From Jonah Goldberg's Liberal Fascism: The Secret History of the American Left, From Mussolini to the Politics of Change :
Nazism’s one-nation politics by its very definition appealed to people from all walks of life. Professors, students, and civil servants were all disproportionately supportive of the Nazi cause. But it’s important to get a sense of the kind of person who served as the rank-and-file Nazi, the young, often thuggish true believers who fought in the streets and dedicated themselves to the revolution.

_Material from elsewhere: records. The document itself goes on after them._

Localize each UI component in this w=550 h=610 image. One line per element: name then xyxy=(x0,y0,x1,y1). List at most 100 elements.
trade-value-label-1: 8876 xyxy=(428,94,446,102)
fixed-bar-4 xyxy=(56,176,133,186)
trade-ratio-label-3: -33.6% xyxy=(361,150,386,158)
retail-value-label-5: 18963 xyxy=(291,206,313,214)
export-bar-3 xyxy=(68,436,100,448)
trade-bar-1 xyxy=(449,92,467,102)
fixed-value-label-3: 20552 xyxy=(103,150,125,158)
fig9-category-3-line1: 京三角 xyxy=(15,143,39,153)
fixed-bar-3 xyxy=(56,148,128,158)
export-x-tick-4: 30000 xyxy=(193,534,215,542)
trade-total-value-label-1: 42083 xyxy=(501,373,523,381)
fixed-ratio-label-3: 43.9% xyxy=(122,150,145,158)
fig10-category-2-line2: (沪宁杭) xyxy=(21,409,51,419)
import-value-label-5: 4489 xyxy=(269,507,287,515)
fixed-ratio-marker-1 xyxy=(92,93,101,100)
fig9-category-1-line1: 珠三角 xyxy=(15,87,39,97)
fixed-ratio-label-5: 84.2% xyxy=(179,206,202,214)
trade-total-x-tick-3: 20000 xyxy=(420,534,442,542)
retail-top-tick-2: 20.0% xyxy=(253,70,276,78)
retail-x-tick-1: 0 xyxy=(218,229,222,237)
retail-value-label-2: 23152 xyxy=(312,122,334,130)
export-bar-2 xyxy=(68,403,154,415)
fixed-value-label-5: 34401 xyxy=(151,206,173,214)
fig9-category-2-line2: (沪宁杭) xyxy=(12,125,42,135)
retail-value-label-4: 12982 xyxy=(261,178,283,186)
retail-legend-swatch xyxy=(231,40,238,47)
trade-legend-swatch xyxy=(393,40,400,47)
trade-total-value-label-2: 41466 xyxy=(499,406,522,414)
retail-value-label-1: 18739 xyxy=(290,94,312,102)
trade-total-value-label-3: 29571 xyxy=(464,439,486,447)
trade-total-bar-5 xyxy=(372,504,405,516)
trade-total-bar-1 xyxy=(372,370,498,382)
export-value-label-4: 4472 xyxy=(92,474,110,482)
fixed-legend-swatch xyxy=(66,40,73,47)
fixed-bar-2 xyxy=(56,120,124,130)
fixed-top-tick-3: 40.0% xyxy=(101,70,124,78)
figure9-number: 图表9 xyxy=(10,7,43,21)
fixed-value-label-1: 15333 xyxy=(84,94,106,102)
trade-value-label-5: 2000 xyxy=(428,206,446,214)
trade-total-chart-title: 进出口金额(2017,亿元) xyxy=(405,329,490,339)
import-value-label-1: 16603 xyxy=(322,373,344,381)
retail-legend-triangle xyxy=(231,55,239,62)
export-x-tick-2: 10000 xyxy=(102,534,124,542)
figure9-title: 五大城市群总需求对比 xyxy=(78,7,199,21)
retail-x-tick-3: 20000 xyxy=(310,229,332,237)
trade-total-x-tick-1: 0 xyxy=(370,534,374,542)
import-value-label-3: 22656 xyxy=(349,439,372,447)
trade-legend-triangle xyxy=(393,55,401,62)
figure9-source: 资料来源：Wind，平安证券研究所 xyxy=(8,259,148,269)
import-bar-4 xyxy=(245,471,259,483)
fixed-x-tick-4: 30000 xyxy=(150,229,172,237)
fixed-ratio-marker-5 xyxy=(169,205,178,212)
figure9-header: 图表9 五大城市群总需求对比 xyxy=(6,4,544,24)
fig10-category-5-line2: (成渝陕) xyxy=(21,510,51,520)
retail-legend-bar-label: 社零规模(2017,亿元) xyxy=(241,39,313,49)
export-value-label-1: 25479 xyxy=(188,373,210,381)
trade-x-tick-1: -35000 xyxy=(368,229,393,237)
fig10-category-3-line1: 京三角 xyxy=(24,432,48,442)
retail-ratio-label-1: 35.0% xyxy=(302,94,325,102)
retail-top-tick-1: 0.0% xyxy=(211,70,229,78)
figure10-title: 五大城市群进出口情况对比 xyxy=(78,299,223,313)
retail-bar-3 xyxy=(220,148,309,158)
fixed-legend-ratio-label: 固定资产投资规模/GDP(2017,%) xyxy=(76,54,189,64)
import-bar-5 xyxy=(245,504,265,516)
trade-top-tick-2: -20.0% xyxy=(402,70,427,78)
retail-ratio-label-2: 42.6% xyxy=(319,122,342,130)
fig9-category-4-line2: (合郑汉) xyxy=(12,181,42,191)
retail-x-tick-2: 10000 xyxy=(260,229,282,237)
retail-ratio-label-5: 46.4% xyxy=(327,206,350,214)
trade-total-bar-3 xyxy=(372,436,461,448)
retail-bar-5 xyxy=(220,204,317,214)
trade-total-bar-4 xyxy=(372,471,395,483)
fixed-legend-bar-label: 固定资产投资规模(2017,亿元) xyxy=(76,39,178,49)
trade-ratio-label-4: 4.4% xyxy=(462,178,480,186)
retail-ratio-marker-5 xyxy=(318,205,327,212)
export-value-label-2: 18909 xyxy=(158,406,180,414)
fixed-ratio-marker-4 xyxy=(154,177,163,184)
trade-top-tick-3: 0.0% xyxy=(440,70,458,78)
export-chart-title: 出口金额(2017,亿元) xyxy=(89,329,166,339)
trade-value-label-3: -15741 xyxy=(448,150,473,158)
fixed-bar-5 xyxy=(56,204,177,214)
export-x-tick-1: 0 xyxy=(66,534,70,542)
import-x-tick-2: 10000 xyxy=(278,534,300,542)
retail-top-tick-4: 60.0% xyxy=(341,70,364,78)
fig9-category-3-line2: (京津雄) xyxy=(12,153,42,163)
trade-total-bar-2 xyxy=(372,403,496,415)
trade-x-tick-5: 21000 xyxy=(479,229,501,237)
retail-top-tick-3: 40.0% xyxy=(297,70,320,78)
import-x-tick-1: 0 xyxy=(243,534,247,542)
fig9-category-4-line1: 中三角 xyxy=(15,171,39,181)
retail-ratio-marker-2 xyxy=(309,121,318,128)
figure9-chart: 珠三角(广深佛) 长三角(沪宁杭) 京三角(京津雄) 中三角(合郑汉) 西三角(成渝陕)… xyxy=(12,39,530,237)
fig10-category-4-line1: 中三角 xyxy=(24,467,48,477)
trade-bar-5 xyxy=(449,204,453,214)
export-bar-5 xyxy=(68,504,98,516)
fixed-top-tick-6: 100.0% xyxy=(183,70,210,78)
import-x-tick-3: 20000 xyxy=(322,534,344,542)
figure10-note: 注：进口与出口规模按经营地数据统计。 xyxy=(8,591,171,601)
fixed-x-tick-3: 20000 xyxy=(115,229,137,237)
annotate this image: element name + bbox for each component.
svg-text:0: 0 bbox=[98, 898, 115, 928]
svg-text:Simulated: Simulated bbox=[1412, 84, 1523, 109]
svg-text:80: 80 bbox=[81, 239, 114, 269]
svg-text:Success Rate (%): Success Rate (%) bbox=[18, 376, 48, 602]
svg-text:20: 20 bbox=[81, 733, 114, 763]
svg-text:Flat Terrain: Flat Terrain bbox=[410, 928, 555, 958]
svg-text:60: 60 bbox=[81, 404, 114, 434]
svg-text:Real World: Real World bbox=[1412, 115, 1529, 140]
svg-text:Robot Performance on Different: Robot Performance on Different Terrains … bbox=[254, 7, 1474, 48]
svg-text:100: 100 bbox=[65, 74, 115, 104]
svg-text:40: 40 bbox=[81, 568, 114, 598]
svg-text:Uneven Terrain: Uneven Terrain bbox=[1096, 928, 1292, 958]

Patrick Leigh Fermor, a young Briton traveling in Germany shortly after Hitler came to power, met some of these men in a Rhineland workers’ pub, still wearing their night-shift overalls. One of his new drinking buddies offered to let Fermor crash at his house for the night. When Fermor climbed the ladder to the attic to sleep in a guest bed, he found “a shrine to Hitleriana”: The walls were covered with flags, photographs, posters, slogans and emblems. His SA uniforms hung neatly ironed on a hanger…
When I said that it must be rather claustrophobic with all that stuff on the walls, he laughed and sat down on the bed, and said: “Mensch! You should have seen it last year! You would have laughed! Then it was all red flags, stars, hammers, sickles, pictures of Lenin and Stalin and Workers of the World Unite!…Then, suddenly when Hitler came to power, I understood it was all nonsense and lies. I realized Adolf was the man for me. All of a sudden!” He snapped his fingers in the air. “And here I am!”…Had a lot of people done the same, then? “Millions! I tell you, I was astonished how easily they all changed sides!”

Frankly, I've always thought that Goldberg's book was just a rip off of the much better book by F.A. Hayek, "The Road to Serfdom". He made the same argument, only in the 1940's!